Anlässlich von Verfassungsbeschwerden zu Nachzahlungszinsen auf Gewerbesteuer bestätigte das Bundesverfassungsgericht nun zunächst das grundsätzliche Ziel der Vollverzinsung und die Berechtigung des Gesetzgebers zur Bestimmung eines typisierenden Zinssatzes. Der aktuell geltende Zinssatz von 0,5% pro Monat wurde im Rahmen des Steuerreformgesetzes 1990 eingeführt. Soweit die Höhe des Zinssatzes in etwa den Verhältnissen am Kapitalmarkt entsprach, war die Vollverzinsung auch verfassungsgemäß. Dies sei laut Bundesverfassungsgericht bis zum Jahr 2013 anzunehmen. Erst ab dem Jahr 2014 sei die nach der Finanzkrise im Jahr 2008 zu beobachtende Zinsentwicklung "von struktureller und nachhaltiger Natur" gewesen. Die Verzinsung nach §§ 233a i.V.m. 238 AO wurde demnach für Verzinsungszeiträume ab dem 1. Januar 2014 als mit dem Grundgesetz unvereinbar erklärt.
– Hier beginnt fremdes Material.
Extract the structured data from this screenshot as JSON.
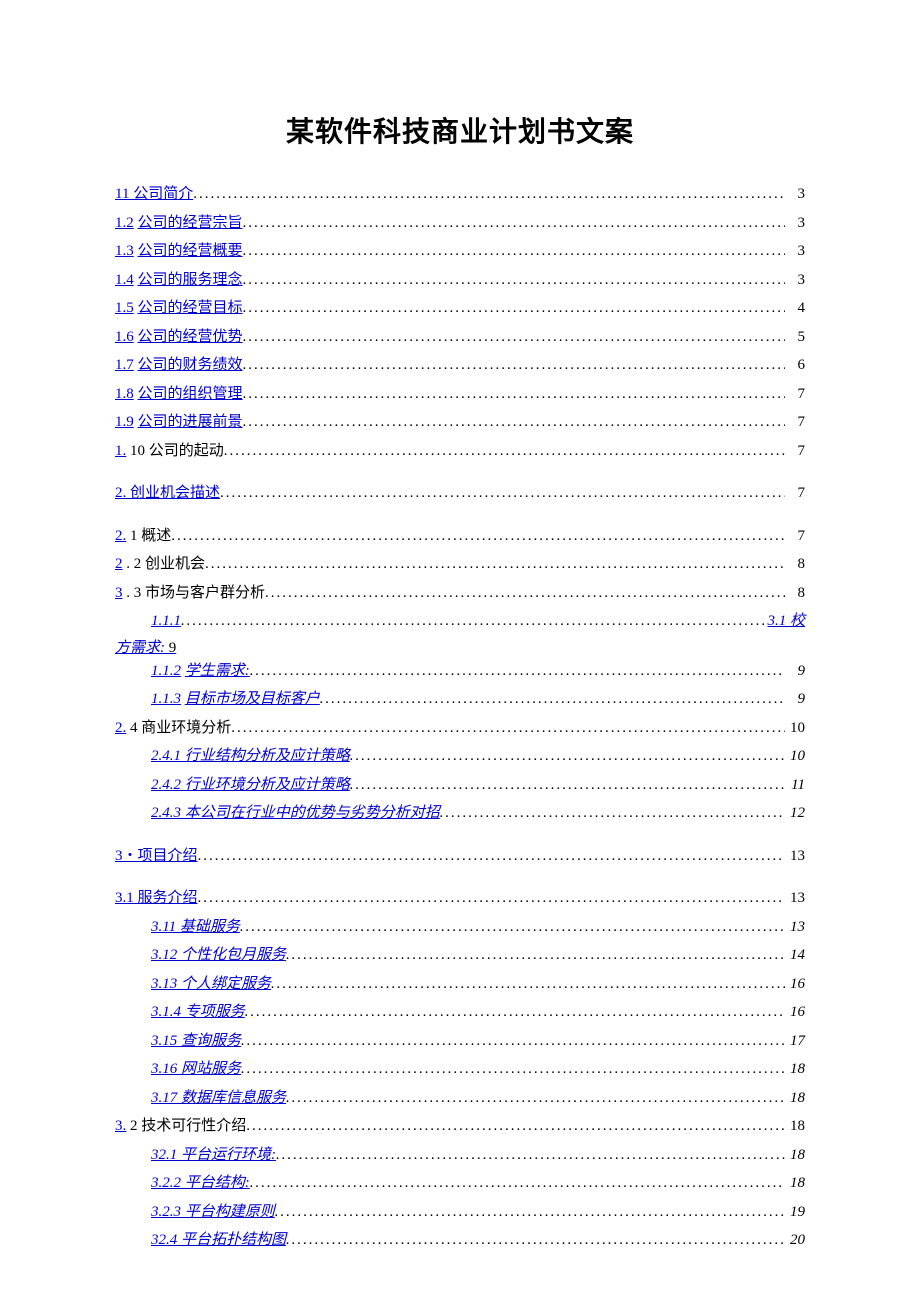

Die Frage, welche Zinshöhe als angemessen erachtet werden kann, bleibt allerdings offen.
Die Vorschrift soll jedoch aus haushaltswirtschaftlichen Gründen für Verzinsungszeiträume bis zum 31.12.2018 weiter Anwendung finden. Für Zeiträume ab dem 1.1.2019 muss der Gesetzgeber nun - rückwirkend - eine Neuregelung treffen. Dafür hat das Bundesverfassungsgericht eine Frist bis zum 31.07.2022 gesetzt.
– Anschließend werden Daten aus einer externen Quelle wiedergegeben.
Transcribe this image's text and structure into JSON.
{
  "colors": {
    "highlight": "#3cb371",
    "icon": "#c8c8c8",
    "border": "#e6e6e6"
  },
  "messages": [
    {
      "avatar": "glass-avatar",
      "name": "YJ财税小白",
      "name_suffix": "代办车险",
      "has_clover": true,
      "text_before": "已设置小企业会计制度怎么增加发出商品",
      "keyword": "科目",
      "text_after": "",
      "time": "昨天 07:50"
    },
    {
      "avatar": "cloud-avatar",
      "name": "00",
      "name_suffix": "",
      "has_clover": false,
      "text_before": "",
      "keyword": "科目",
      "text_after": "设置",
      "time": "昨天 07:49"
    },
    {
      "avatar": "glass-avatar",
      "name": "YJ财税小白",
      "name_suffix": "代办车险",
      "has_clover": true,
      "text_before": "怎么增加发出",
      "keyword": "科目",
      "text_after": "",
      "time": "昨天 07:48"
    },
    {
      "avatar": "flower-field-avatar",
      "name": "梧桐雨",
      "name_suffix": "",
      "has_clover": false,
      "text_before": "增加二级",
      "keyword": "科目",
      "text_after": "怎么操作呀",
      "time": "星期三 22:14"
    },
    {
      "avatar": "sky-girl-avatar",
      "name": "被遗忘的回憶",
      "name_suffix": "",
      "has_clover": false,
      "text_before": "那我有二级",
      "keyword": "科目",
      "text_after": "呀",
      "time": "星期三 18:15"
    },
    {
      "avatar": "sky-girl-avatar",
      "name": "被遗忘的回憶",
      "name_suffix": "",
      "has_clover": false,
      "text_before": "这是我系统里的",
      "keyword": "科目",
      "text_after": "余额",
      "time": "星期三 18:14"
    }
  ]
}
Die Anpassung des Zinssatzes ist insbesondere in Hinblick
auf die im Rahmen einer Betriebsprüfung anfallenden Nachzahlungszinsen sehr zu
begrüßen. Zinsfestsetzungen auf Steuernachforderungen ab dem Jahr 2019 sind
offen zu halten, sofern die Festsetzung nicht bereits vorläufig ist.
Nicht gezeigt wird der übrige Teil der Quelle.